I began amateur storm chasing after I got my driver’s license, albeit I had no clue what I was doing back then. Still, I had a lot of luck (largely attributed to optimal vantage points along the Chesapeake Bay) which further-enhanced my interests in pursuing a formal meteorological education. It took a while to build up the confidence and skills needed to tackle the advanced-math and physics pre-requisites, but I final achieved my academic goals in May of 2020, receiving my B.S. in Geography (GIS and Meteorology Tracks) from Salisbury University (SU). During my time at SU, I discover that I had a particular interest in convective storm dynamics and also enjoyed conducting research. Accordingly, I decided to further my education, ending up here at Charlotte in the Fall of 2020 for my M.S. in Earth Science. Under Dr. Davenport’s supervision, I conducted numerous idealized simulations of supercell thunderstorms that interacted with the Appalachians Mountains for my M.S. Thesis. These simulations were useful to identify terrain-induced environmental heterogeneities that presented attendant impacts on supercell morphology.
Now, I am returning to Charlotte to complete a PhD in the Infrastructure and Environmental Systems (INES) program under Dr. Davenport’s supervision. Specifically, I plan to continue exploring how severe convective storms respond to environmental heterogeneities. My current thoughts include exploring marine-induced heterogeneities from large bodies of water (e.g., the Chesapeake Bay). The Delmarva Peninsula has its own unique microclimate being sandwiched in between the Chesapeake Bay and Atlantic Ocean. There is often substantial weather-related variability occurring on either side of the bay.
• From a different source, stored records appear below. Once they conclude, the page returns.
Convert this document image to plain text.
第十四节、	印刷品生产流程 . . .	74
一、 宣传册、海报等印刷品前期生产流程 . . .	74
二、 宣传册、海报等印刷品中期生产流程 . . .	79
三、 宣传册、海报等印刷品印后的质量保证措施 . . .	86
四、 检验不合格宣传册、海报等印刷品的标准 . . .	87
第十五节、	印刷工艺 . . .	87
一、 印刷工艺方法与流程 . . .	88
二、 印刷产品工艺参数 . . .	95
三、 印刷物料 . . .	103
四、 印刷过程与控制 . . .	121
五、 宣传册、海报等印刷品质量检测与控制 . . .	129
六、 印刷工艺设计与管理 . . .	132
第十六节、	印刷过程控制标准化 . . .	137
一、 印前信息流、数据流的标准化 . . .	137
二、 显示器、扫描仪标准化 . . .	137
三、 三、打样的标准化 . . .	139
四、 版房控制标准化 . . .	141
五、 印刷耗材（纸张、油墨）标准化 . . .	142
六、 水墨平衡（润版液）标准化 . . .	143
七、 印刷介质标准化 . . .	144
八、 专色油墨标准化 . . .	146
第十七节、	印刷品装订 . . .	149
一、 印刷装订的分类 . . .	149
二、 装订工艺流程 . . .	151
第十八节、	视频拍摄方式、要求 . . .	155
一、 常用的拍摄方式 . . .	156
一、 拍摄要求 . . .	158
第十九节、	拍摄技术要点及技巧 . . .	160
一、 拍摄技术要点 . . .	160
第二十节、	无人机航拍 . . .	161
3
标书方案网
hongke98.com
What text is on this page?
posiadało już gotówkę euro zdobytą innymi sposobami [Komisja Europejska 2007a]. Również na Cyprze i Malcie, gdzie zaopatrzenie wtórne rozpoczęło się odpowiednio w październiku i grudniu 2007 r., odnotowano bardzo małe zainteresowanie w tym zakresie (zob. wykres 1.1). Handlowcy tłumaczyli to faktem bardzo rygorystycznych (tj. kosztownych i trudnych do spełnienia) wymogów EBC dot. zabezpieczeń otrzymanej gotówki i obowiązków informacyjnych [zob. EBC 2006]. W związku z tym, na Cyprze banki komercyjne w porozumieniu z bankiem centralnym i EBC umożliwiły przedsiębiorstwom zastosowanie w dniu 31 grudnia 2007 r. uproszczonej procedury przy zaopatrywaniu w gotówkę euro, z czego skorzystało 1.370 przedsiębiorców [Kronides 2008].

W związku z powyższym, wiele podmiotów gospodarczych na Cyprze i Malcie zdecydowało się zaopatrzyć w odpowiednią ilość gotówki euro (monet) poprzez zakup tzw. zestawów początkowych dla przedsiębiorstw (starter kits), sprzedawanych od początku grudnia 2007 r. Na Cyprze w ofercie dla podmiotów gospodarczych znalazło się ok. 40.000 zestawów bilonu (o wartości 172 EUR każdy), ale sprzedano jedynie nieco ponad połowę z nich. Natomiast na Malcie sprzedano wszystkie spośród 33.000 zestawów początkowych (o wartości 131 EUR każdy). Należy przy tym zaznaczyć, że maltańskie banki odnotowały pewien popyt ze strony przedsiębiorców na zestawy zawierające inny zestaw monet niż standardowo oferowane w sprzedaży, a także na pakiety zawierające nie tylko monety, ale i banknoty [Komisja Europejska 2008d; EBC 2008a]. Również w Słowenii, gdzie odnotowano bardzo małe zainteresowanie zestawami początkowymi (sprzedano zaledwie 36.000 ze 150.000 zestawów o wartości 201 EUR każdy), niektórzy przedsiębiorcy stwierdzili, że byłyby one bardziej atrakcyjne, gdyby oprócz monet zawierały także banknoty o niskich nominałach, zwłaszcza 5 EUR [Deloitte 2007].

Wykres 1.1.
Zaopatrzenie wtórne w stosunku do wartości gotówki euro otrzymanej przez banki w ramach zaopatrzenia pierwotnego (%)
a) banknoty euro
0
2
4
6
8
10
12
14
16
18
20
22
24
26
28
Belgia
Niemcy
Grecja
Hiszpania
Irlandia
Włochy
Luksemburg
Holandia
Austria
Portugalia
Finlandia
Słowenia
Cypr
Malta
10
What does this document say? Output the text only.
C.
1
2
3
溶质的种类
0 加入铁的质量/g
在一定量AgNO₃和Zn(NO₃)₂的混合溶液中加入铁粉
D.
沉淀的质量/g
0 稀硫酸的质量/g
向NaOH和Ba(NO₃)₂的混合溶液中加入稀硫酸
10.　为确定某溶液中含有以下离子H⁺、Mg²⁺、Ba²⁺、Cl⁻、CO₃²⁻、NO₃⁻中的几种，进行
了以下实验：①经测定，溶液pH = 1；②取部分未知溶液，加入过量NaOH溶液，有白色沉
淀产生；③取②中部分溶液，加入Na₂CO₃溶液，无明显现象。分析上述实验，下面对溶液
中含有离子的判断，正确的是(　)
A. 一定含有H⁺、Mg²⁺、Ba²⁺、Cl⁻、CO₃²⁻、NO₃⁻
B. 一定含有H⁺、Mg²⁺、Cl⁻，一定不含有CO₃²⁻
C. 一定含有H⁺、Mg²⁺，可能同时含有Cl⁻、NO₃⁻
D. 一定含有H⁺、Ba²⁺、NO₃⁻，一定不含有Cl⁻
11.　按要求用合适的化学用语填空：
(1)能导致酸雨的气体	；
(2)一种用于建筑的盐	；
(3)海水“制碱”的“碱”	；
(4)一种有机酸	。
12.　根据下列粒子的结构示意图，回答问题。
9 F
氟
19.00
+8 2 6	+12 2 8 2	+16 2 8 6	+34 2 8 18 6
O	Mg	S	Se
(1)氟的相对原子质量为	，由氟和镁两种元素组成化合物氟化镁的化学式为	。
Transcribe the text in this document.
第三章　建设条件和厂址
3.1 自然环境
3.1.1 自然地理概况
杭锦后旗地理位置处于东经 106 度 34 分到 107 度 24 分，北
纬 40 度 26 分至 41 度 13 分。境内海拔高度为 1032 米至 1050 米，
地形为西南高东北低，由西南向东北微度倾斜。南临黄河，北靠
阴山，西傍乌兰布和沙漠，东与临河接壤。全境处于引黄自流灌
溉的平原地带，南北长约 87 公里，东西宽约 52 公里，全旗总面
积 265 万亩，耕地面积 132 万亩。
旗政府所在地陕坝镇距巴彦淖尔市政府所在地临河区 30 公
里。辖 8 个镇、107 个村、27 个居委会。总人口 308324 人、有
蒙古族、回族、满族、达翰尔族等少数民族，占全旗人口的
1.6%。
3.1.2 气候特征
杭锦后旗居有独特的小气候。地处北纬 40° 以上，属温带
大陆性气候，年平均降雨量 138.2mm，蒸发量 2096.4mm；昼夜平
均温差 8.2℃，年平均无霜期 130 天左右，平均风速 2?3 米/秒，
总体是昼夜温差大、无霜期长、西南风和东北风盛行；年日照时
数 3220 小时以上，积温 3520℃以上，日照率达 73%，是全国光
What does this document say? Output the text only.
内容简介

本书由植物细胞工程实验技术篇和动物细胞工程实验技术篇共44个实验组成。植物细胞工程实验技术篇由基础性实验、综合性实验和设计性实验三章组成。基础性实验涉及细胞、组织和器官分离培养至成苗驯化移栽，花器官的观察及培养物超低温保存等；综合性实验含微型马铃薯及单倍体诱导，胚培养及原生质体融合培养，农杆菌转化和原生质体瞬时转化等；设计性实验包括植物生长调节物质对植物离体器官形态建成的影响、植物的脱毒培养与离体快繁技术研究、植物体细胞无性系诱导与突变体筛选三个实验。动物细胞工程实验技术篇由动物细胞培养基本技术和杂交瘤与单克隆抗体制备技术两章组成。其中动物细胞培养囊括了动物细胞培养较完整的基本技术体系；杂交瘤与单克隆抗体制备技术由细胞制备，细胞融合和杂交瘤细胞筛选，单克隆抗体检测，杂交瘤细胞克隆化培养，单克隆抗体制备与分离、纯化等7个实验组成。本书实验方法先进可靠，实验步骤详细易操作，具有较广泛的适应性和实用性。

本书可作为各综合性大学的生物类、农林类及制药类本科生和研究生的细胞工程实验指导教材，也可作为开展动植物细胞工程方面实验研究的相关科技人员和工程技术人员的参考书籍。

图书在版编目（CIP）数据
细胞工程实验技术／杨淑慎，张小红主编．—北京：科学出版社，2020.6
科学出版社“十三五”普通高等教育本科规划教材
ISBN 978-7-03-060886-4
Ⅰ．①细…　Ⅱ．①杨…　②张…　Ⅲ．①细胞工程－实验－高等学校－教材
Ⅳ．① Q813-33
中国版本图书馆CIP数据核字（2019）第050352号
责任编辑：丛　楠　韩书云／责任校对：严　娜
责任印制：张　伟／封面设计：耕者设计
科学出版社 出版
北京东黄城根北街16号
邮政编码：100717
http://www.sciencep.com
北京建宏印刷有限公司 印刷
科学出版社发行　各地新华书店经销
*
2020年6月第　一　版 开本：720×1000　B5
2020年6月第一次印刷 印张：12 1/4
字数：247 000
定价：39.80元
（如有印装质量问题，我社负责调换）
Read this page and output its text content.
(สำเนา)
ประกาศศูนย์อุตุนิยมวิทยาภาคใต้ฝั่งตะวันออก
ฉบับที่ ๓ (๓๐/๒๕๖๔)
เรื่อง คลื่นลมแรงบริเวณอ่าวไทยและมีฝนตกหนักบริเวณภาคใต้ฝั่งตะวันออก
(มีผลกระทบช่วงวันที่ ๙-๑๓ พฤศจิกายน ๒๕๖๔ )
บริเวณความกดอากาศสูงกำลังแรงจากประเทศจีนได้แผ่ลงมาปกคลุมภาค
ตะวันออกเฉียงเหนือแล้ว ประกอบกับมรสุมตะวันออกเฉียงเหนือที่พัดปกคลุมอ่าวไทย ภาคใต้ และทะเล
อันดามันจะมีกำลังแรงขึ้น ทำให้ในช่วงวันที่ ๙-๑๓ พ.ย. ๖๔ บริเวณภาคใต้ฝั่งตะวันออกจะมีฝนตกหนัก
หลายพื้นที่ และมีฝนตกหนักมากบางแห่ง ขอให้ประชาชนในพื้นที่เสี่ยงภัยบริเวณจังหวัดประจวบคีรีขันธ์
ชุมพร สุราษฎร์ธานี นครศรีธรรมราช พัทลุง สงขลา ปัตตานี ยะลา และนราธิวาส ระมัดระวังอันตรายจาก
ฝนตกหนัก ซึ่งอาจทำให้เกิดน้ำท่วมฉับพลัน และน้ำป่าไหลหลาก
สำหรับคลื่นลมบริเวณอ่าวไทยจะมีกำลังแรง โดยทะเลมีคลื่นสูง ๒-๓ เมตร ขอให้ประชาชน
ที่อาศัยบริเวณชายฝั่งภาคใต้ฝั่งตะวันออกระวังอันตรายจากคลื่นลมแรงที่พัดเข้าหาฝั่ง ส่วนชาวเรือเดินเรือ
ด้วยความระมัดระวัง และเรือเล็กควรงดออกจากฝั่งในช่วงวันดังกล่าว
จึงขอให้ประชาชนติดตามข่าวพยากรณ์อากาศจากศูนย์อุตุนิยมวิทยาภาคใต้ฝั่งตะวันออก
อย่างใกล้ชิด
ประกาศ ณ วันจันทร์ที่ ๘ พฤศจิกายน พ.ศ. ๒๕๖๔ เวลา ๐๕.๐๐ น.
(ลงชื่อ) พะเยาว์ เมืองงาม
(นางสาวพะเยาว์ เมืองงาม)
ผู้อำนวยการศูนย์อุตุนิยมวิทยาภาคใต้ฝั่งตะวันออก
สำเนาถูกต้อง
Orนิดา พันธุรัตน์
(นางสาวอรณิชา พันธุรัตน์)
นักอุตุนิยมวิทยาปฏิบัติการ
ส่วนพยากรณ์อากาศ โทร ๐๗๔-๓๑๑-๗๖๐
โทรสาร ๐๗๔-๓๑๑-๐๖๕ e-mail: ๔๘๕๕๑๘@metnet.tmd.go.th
I hope to use both observational and modeling-based analyses to better understand how this variability influences severe local storms across the Mid-Atlantic region.
Outside of weather, I enjoy traveling, photography, gaming, and finding the best restaurants in town. I prefer to spend my time with family, friends and/or Sadie, my beagle/collie mix. I am a beach bum at heart. However, my time in Charlotte has made me rather fond of the mountains as well.